October 17, 2014 at 3:14 pm #885
If you have different Managers forecasting for their needs, one forecasts for a certain demand while the other doesn’t. But what happens is a project that a manager has not forecasted for materializes and since you have the needed resources and you want to achieve high utilization of the resources, you do assign the resources. Later the project that was forecasted for materializes and the manager requests the resources. Now, the situation is you won’t be able to staff this project while the manager complains that he has forecasted for the project enough time before. Does anyone face such situations?
October 17, 2014 at 6:27 pm #873
In even the best forecasting methods, mismatches in supply and demand are inevitable.
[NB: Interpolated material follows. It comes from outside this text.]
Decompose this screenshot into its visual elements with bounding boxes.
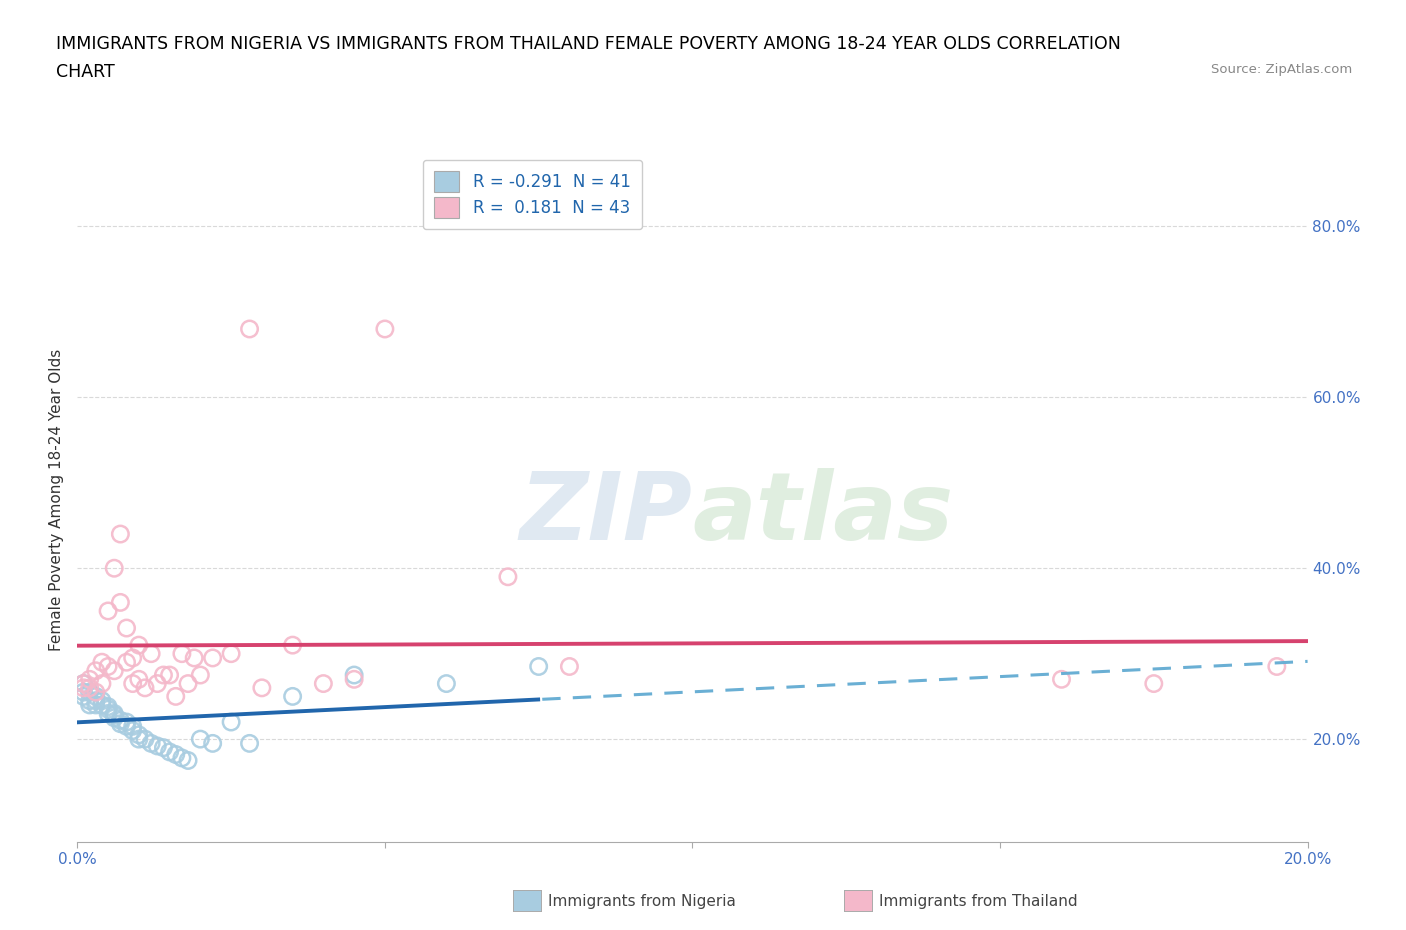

The good news here (your scenario) is that the company did get to apply a bench resource and the first person with demand got the person (better than a forecast is getting an actual deal). In the case(s) where the forecast happens to under estimate need, having a good strategy for peak-load needs is essential. Whether that is contractors, partners, temp staffing agencies, or some other source of temp help, a good peak-load strategy can be an answer. If the scenario you describe happens frequently, then revisiting the forecasting mechanism may be in order. Important to avoid the temptation to reward the better forecaster by isolating a resource as in the end then the company loses. If you have someone who consistently under (or over) forecasts, there should be some remediation or intervention for improvement in the future. Some companies also establish a forecasting accuracy index to measure those that are taking the process of forecasting seriously, and those who are not, so forecasting performance is visible to everyone.
March 11, 2016 at 6:56 pm #879
We have a significant issue surrounding resource allocations in terms of accuracy. Often what’s allocated (hardbooked to a named resource) is not a confirmed commitment to a project schedule but a forecast based upon an Margin Analysis or an unsubstantiated best guess number. In addition, we tend to have a ‘set it and forget it’ mentality, meaning PM’s are not adjusting allocations on a regular cadence (once per week at minimum). Due to this issue, RM does not have the critical visibility needed to perform our role effectively. Tasks such as filling staffing requests, identifying the resource bench and forecasting utilization take an enormous amount effort (data scrutinizing/scrubbing) before we can provide data–even then our level of confidence in the data is marginal. Due to this issue, RM has become the data ‘police’ and the effort and churn it takes for RM, PM’s and the resources themselves to get this data accurate is a tactical time consuming activity that is a costing our business a significant loss in productivity.
There seem to be a number of reasons this is happening.
At the project turnover state, automatic hardbooking of named resources (to MA hours) contributes to this issue.
The current qualification for hardbooking a resource is an Active/WAR project not a confirmed schedule
There are no consequences for PM’s
We forecast at the month level so there is more room for ambiguity – we are moving to a weekly allocation (testing now)
We have a number of support projects that are ad-hoc
Has anyone else successfully tackled these issues and have a good plan?
I’m also interested in the forecasting accuracy index that Randy mentions to bring visibility and consequences to the PM team.